Local 351L is also in the process of constructing a new USW Institute for Career Development (ICD) training center on a plot behind the local union hall, across the street from the BFG factory. The center is scheduled to open in January 2018.

The ICD, part of a joint labor-management program, offers workers a range of classes in which they can learn new job skills or brush up on old ones.

While the nearby University of Alabama is by far the region’s largest economic driver, BFG’s 1,500 employees pump an estimated $145 million into the region’s economy each year, Hamner said.

Diversity and solidarity

None of the work that Local 351L members do inside or outside the plant gates would be as effective without a strong local union.

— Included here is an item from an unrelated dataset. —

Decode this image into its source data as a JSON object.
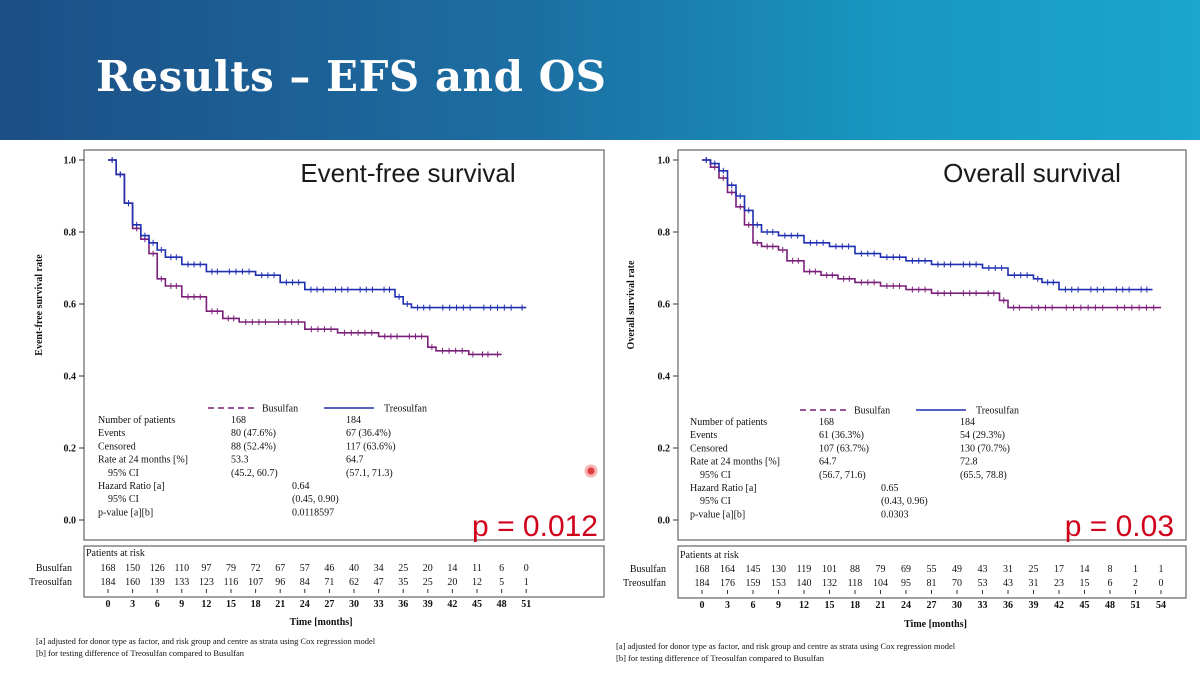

That strength begins with having such a large percentage of dues-paying members.

Taylor credits the local’s long history in the community, as well as a strong multi-media orientation program for new hires, for that level of success.

“We get about four hours to explain the benefits of the union, the history of the union, the history of the labor movement,” Taylor said. “A lot of young people don’t realize that unions built the middle class in this country.”

Hamner said the local’s diversity and solidarity have been the keys to the success that USW members and their families have enjoyed in Tuscaloosa for the past 70 years.

“Diversity is one of the key issues in building solidarity,” he said. “Regardless of our skin color, our age, our gender – we are all different, but we know we’re all in this together.”